BullMQ in Production: Lessons Learned
What breaks when your queue actually gets used. Idempotency, poison pills, Redis memory blowups, and the graceful-shutdown dance no tutorial mentions.
BullMQ in Production: Lessons Learned
BullMQ is the nicest background job library I've used in Node. But "nicest" isn't "safe." Here's what went wrong when we put it in front of real traffic, and what I'd configure differently next time.
1. Jobs must be idempotent, for real
"Exactly-once" does not exist. A worker can crash after doing the work and before acking. Redis can fail over. You will re-run jobs. Design every job so that running it twice is indistinguishable from running it once. This usually means writing a deterministic jobId derived from the input and checking state before you do the side effect.
2. Poison pills eat your queue
One job that throws synchronously will retry, retry, retry — stealing every worker slot. Always set attempts + a backoff, and route terminal failures to a dead-letter queue you actually monitor.
await queue.add('email', payload, {
attempts: 5,
backoff: { type: 'exponential', delay: 5000 },
removeOnFail: 1000,
});3. Completed jobs will eat your Redis
By default, BullMQ keeps finished jobs forever. Your Redis memory climbs, your BGSAVE gets slow, and eventually you page on a weekend. Set removeOnComplete to a small rolling window — 1000 is usually plenty for debugging.

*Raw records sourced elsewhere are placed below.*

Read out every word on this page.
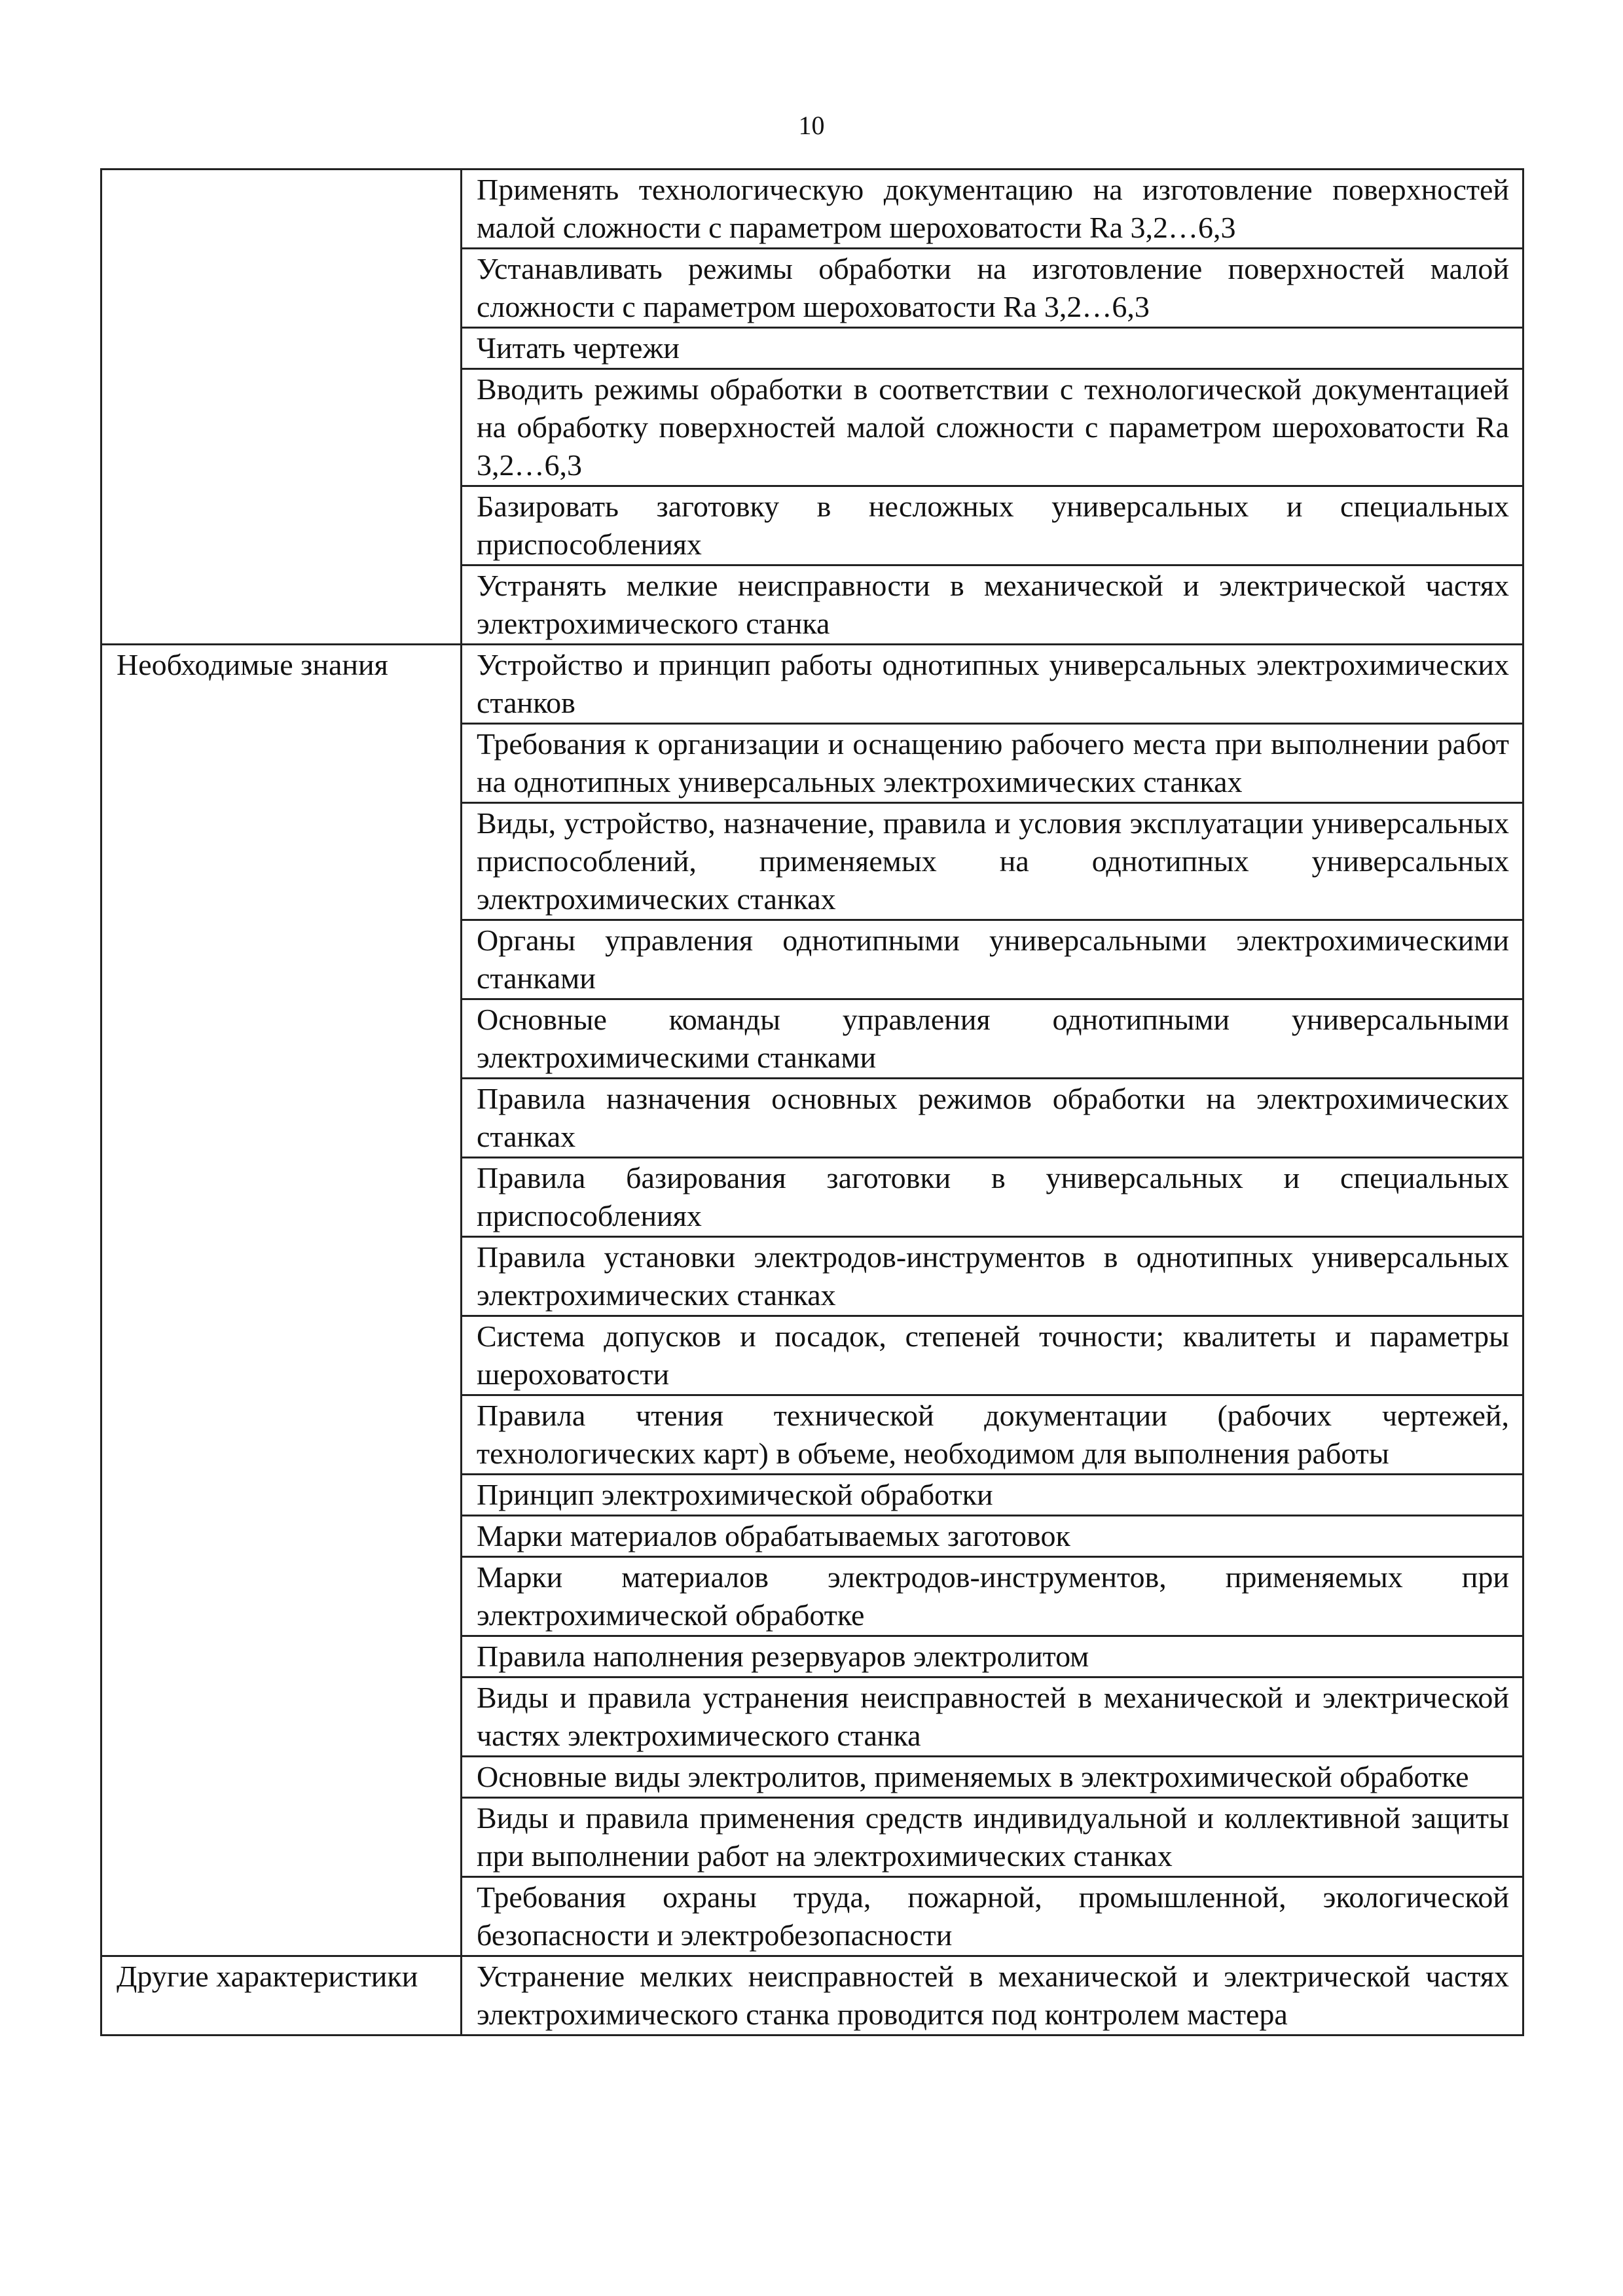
10
	Применять технологическую документацию на изготовление поверхностей малой сложности с параметром шероховатости Ra 3,2…6,3
	Устанавливать режимы обработки на изготовление поверхностей малой сложности с параметром шероховатости Ra 3,2…6,3
	Читать чертежи
	Вводить режимы обработки в соответствии с технологической документацией на обработку поверхностей малой сложности с параметром шероховатости Ra 3,2…6,3
	Базировать заготовку в несложных универсальных и специальных приспособлениях
	Устранять мелкие неисправности в механической и электрической частях электрохимического станка
Необходимые знания	Устройство и принцип работы однотипных универсальных электрохимических станков
	Требования к организации и оснащению рабочего места при выполнении работ на однотипных универсальных электрохимических станках
	Виды, устройство, назначение, правила и условия эксплуатации универсальных приспособлений, применяемых на однотипных универсальных электрохимических станках
	Органы управления однотипными универсальными электрохимическими станками
	Основные команды управления однотипными универсальными электрохимическими станками
	Правила назначения основных режимов обработки на электрохимических станках
	Правила базирования заготовки в универсальных и специальных приспособлениях
	Правила установки электродов-инструментов в однотипных универсальных электрохимических станках
	Система допусков и посадок, степеней точности; квалитеты и параметры шероховатости
	Правила чтения технической документации (рабочих чертежей, технологических карт) в объеме, необходимом для выполнения работы
	Принцип электрохимической обработки
	Марки материалов обрабатываемых заготовок
	Марки материалов электродов-инструментов, применяемых при электрохимической обработке
	Правила наполнения резервуаров электролитом
	Виды и правила устранения неисправностей в механической и электрической частях электрохимического станка
	Основные виды электролитов, применяемых в электрохимической обработке
	Виды и правила применения средств индивидуальной и коллективной защиты при выполнении работ на электрохимических станках
	Требования охраны труда, пожарной, промышленной, экологической безопасности и электробезопасности
Другие характеристики	Устранение мелких неисправностей в механической и электрической частях электрохимического станка проводится под контролем мастера
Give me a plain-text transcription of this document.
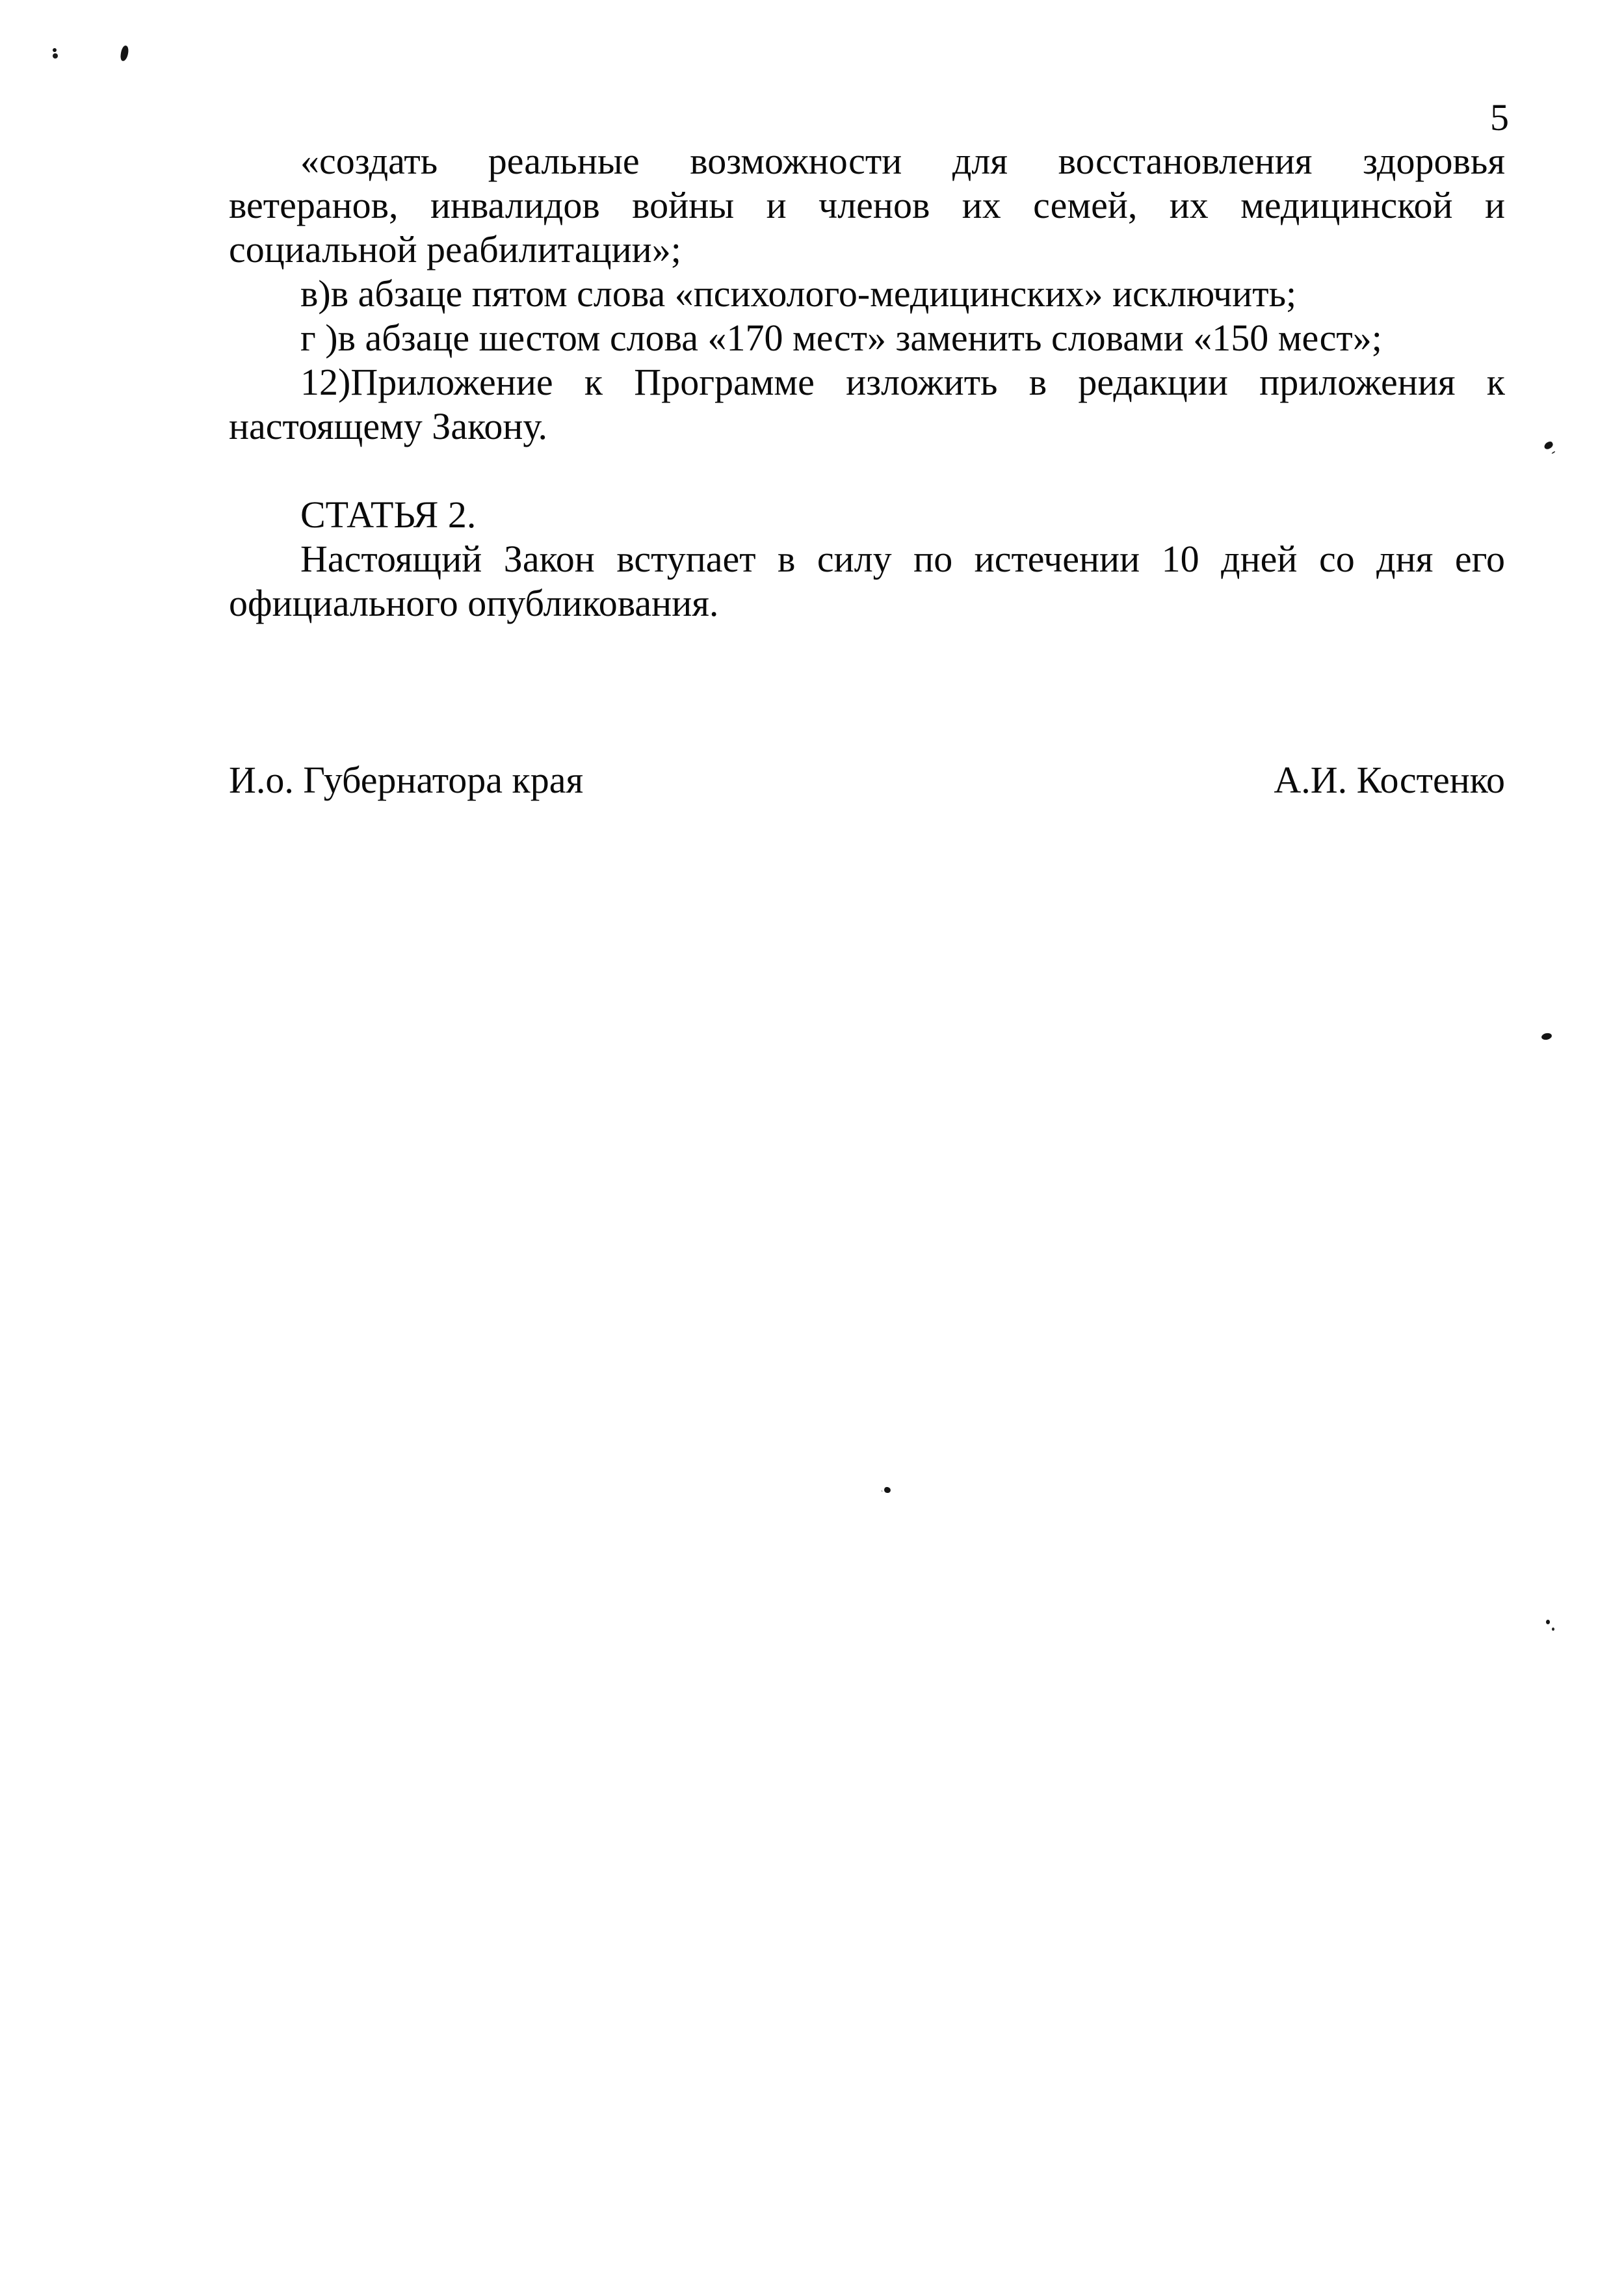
5
«создать реальные возможности для восстановления здоровья
ветеранов, инвалидов войны и членов их семей, их медицинской и
социальной реабилитации»;
в)в абзаце пятом слова «психолого-медицинских» исключить;
г )в абзаце шестом слова «170 мест» заменить словами «150 мест»;
12)Приложение к Программе изложить в редакции приложения к
настоящему Закону.
СТАТЬЯ 2.
Настоящий Закон вступает в силу по истечении 10 дней со дня его
официального опубликования.
И.о. Губернатора края	А.И. Костенко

4. Graceful shutdown is a dance
On SIGTERM you want workers to finish their current job but accept no new ones. worker.close() does this, but you need to resolve *after* in-flight jobs settle, not just after the call returns. Wire this into your orchestrator's grace period.
5. Observe, or fly blind
Install bullmq-prometheus-exporter or roll a small exporter. Watch: queue depth, active workers, failed rate, oldest waiting job. Any one of those flatlines or spikes before an outage.
Closing
BullMQ is great. Just treat the happy path as the *least* important thing to design for.